When to consider gynaecological surgery

22 Aug 2021

When thinking about risk-reducing gynaecological surgery, it is important to know what’s involved and who can help you gather your facts. Your Family Cancer Clinic team can advise you about your level of risk and what age that increases. You can then make a plan by talking to a surgeon with expertise in gynaecological cancer risk management.

It’s helpful to speak with a psychologist about how you’re feeling about the pros and cons. Talking with other women who have faced similar questions can also help. If you wish to complete your family when risk-reducing surgery is also being recommended, it might be helpful to talk with a fertility specialist.

  • Risk-reducing bilateral salpingo-oophorectomy

Risk-reducing bilateral salpingo-oophorectomy (RR-SO) is the surgical removal of both fallopian tubes, and ovaries before an ovarian cancer has occurred. Both types of tissue are at increased risk in women with a family history of ovarian cancer or an ovarian cancer risk gene mutation.

RR-SO is the most effective way to reduce risk in these tissues, to levels of less than 5%. There is no effective way to screen for ovarian or fallopian tube cancer. Risk-reducing surgery is usually recommended at around age 40 years, as risk before then is low. Sometimes, removal of the uterus (hysterectomy) may be done at the same time. This might be considered in specific situations, for example, if you have uterine problems that are causing symptoms. 

Uterine cancer risk is not increased by a family history of breast or ovarian cancer or a breast-ovarian cancer gene mutation. Adding hysterectomy to the RR-SO makes this a bigger operation with some increased risk of complications and longer recovery time.

Removal of the Fallopian tubes alone (salpingectomies) is not an adequate long term cancer risk reduction treatment. If you have had your Fallopian tubes removed and have a high ovarian cancer risk (because of a family history of ovarian cancer or a mutation), you may still be advised to have her ovaries removed.

  • What about side effects of a risk-reducing salpingo-oophorectomy?

Once the ovaries are removed, there is only a small amount of oestrogen still made outside the ovaries, in other tissues. This means that you will be in menopause, but it is not possible to predict who will have symptoms and who will not. It is important to know that there are options to manage symptoms, including hormone replacement. So far, it seems that HRT used for a few years in a woman who has had RR-SO before age 50 does not increase breast cancer risk. 

Advice on HRT may vary with the woman’s level of breast risk, whether she has had breast risk-reducing surgery, the type of HRT and the number of years it is used. HRT can help manage symptoms of menopause, in particular, hot flushes. Other benefits of HRT include protection against osteoporosis. There are other medications that can assist with symptoms and there are specialist menopause clinics and other resources (such as jeanhailes.org.au).

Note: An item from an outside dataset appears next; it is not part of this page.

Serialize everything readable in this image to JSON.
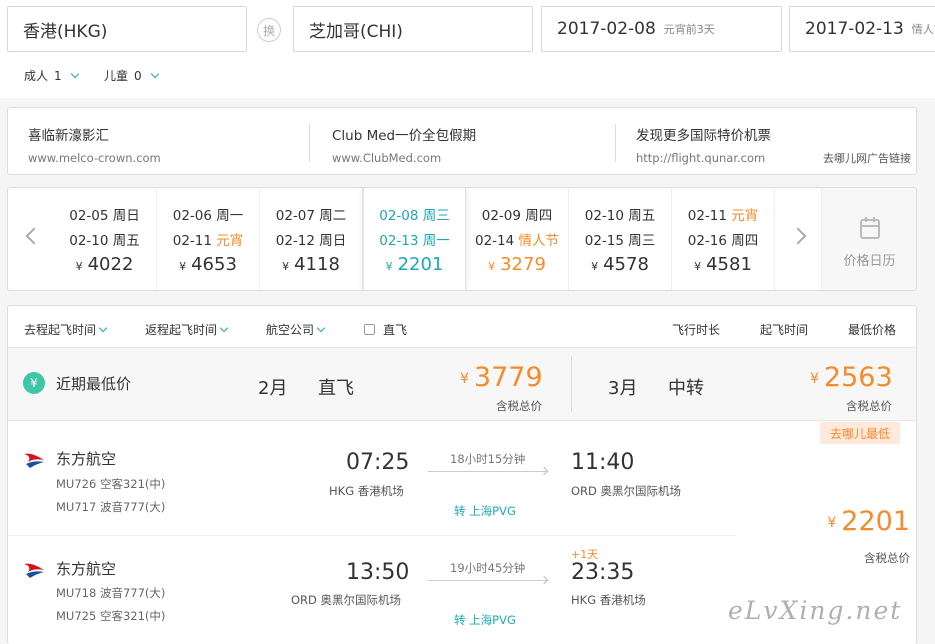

You can still have a healthy, vigorous life after risk-reducing gynaecological surgery, but it is important to know how you can deal with any side effects if they happen.

  • How is the surgery done?

In most cases, the surgery can be performed using laparoscopic (keyhole) surgery. This involves three to four small (1-2cm) incisions (cuts) in the abdomen skin (tummy) which are closed with a stitch or surgical tape. This form of surgery usually involves staying in hospital overnight and going home the next day.

In some situations, an open operation through a larger incision (laparotomy) will be recommended. Your surgeon will discuss this with you prior to the surgery. After the surgery, there will be some pain in the abdominal (tummy) wall, that may feel like a torn muscle. Less commonly, there is pain in the shoulder which is because of the abdominal lining being irritated, but this will usually go within 24 hours. For most women, any pain is usually well controlled with regular paracetamol and an anti-inflammatory medication such as ibuprofen for 2 to 5 days.

Occasionally a stronger pain medication such as codeine or oxycodone may be required for one to two days. If you have severe pain that is not controlled by these types of medication, contact your surgeon or the hospital, so they can investigate the cause and manage it. 

You should be mobile and able to do your normal living activities when you leave the hospital. You will be unable to do strenuous activity such as heavy lifting, driving or going to the gym for about one week. You can usually resume light gym activity and return to work after about seven to 10 days, but you will need to be guided by your surgeon.

Recovery time will be longer if your operation was not done laparoscopically.

  • What about follow up?

A follow-up appointment is usually arranged for about six weeks after surgery. Before discharge from hospital, make sure you confirm with your surgeon when and how the pathology results from your operation will be given to you. The tissue that is removed is sent to a laboratory after surgery to make sure that no ovarian cancer was already present (which is very uncommon). It is important the tissue is checked carefully by an expert pathologist.